滋賀県のNPO法人 D・LIVE
(代表 田中洋輔さん)が発行した
「知ってる?自尊感情 子どもの自信白書」
(2016年版)には、「なるほど、そう思って
いたんだ」と気づかされることがあふれていた。

 長年、不登校問題に携わってきた、心理学の
専門家、立命館大学名誉教授 高垣 忠一郎さんは
わかりやすいたとえを使いながら、子供の
現状を伝えてくれた。


 学校が競争の場になり、子どもたちは高速
道路を走らされている状態になっている。
 高速道路の流れがぴったりだって人は大丈夫です。

 でも、生き物ですからそれぞれに自分の一番快適な
ペースやリズムは違います。だから、オーバーペースで
疲れちゃう子ども達が出てきたわけです。

 
 また、こんなことも言っている。

 いまの子どもは苦しみ、悩むことを、自分がダメである
証拠のように思っています。
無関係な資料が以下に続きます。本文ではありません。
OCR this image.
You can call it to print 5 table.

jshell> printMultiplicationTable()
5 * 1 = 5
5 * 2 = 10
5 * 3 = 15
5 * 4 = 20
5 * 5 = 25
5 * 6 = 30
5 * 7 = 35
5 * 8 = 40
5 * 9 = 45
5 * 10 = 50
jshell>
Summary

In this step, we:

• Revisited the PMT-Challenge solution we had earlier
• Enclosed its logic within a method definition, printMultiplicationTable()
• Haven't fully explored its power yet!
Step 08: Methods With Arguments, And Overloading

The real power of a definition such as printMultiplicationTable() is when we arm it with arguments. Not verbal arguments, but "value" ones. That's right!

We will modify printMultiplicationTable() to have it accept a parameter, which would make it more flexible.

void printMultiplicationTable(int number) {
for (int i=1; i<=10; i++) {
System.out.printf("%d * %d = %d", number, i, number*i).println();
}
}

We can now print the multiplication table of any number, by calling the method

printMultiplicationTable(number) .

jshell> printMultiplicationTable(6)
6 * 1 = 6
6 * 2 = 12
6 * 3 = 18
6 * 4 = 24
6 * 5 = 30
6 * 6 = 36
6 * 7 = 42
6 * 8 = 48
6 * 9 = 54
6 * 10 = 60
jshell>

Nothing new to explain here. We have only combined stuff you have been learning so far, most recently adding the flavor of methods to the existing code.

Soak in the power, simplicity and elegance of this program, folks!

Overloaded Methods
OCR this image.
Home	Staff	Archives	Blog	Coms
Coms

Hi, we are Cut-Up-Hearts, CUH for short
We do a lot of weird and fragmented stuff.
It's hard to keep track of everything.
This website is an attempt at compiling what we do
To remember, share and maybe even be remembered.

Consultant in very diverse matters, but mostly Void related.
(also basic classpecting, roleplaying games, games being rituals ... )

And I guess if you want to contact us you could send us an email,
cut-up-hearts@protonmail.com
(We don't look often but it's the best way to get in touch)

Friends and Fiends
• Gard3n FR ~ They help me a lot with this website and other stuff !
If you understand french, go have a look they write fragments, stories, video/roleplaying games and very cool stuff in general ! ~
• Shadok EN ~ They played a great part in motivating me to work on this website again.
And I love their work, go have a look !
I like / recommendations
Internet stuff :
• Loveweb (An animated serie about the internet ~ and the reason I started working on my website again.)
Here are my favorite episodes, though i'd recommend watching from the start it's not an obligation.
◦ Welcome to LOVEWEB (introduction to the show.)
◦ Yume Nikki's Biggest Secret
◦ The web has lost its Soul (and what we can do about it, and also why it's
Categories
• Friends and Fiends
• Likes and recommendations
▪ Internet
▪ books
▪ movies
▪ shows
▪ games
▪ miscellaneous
だから、苦しみ悩む姿を
おとなに見せようとしません。そんな子どもが苦しみや
悩みを安心して漏らし「つらいんだね、よしよし」と
それを丸ごと受けとめてやれる「おしめパンツ」のような
おとなでありたいものです。

 その「よし、よし」は評価ではありません。共感であり、
ゆるしの「よし、よし」です。子どもたちは、その「よし、よし」
をいっぱいもらって「こんな風に苦しみ、悩む自分であっても
大丈夫なのだな」と安心できます。